As of today, Barack Obama's Philadephia speech on race has been viewed over 1.2 million times, making it the most-viewed video on YouTube, according to the Washington Post. The fact that so many people are taking the time to view this video is encouraging. Not because I back the Senator as a presidential candidate, but because it means that people are paying attention to the most enlightened perspective on the issue of race that I have heard in a long time. Even if people are not participating in the conversation, they are willing to take 35 minutes and listen to someone else talk about it.
The catalyst for his speech was the unrelenting demand (from both critics and supporters) to respond to the remarks made by Rev. Jeremiah Wright, his former paster, which were indeed racial and inflammatory. But I actually respect that he didn't take the easy way out and disassociate himself with Rev. Wright in favor of the political gains. His refusal to disown the influences that made him who he is today, even in a moment of disappointment, reflects great personal character in my book.
The biggest take-away I got from his speech is the notion that we can't get beyond our racial divisions by invalidating or dismissing the deeply-rooted reality of both sides.
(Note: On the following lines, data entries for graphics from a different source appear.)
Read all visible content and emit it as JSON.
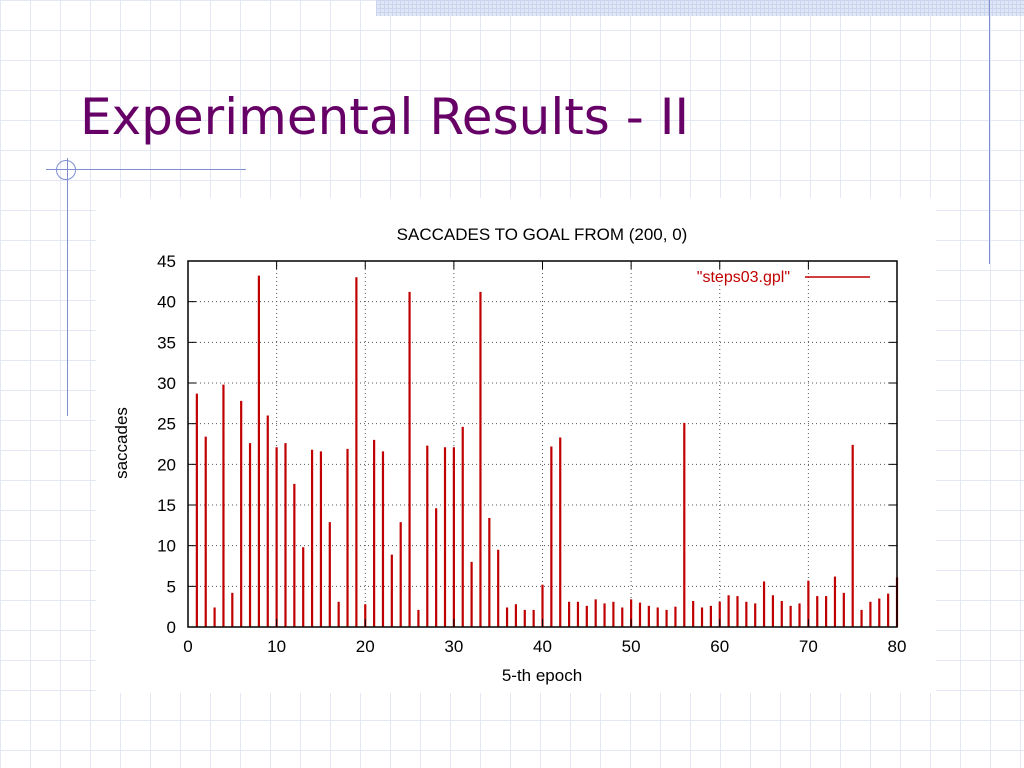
{
  "slide": {
    "title": "Experimental Results - II"
  },
  "chart_data": {
    "type": "bar",
    "title": "SACCADES TO GOAL FROM (200, 0)",
    "xlabel": "5-th epoch",
    "ylabel": "saccades",
    "xlim": [
      0,
      80
    ],
    "ylim": [
      0,
      45
    ],
    "xticks": [
      "0",
      "10",
      "20",
      "30",
      "40",
      "50",
      "60",
      "70",
      "80"
    ],
    "yticks": [
      "0",
      "5",
      "10",
      "15",
      "20",
      "25",
      "30",
      "35",
      "40",
      "45"
    ],
    "grid": true,
    "legend_position": "top-right",
    "bar_color": "#c00000",
    "series": [
      {
        "name": "\"steps03.gpl\"",
        "x": [
          1,
          2,
          3,
          4,
          5,
          6,
          7,
          8,
          9,
          10,
          11,
          12,
          13,
          14,
          15,
          16,
          17,
          18,
          19,
          20,
          21,
          22,
          23,
          24,
          25,
          26,
          27,
          28,
          29,
          30,
          31,
          32,
          33,
          34,
          35,
          36,
          37,
          38,
          39,
          40,
          41,
          42,
          43,
          44,
          45,
          46,
          47,
          48,
          49,
          50,
          51,
          52,
          53,
          54,
          55,
          56,
          57,
          58,
          59,
          60,
          61,
          62,
          63,
          64,
          65,
          66,
          67,
          68,
          69,
          70,
          71,
          72,
          73,
          74,
          75,
          76,
          77,
          78,
          79,
          80
        ],
        "values": [
          28.7,
          23.4,
          2.4,
          29.8,
          4.2,
          27.8,
          22.6,
          43.2,
          26,
          22.1,
          22.6,
          17.6,
          9.8,
          21.8,
          21.6,
          12.9,
          3.1,
          21.9,
          43,
          2.8,
          23,
          21.6,
          8.9,
          12.9,
          41.2,
          2.1,
          22.3,
          14.6,
          22.1,
          22.1,
          24.6,
          8,
          41.2,
          13.4,
          9.5,
          2.4,
          2.8,
          2.1,
          2.1,
          5.2,
          22.2,
          23.3,
          3.1,
          3.1,
          2.6,
          3.4,
          2.9,
          3.1,
          2.4,
          3.4,
          3,
          2.6,
          2.4,
          2.1,
          2.5,
          25.1,
          3.2,
          2.4,
          2.6,
          3.1,
          3.9,
          3.8,
          3.1,
          2.9,
          5.6,
          3.9,
          3.2,
          2.6,
          2.9,
          5.7,
          3.8,
          3.8,
          6.2,
          4.2,
          22.4,
          2.1,
          3.1,
          3.5,
          4.1,
          6.1
        ]
      }
    ]
  }
}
That incredibly unifying perspective would simply not have landed the same on me had I heard it from Hillary Clinton or John McCain. That tells me it is not just about the words, its about the person who conceived the ideas.
Maybe Barack Obama will be the Democratic candidate, maybe he won't. Regardless, I'm glad that someone with his vision and passion is willing to sacrifice a normal, quiet life with his family to be a public stand for what is possible in this country and help us all take a hard look at the issues we avoid.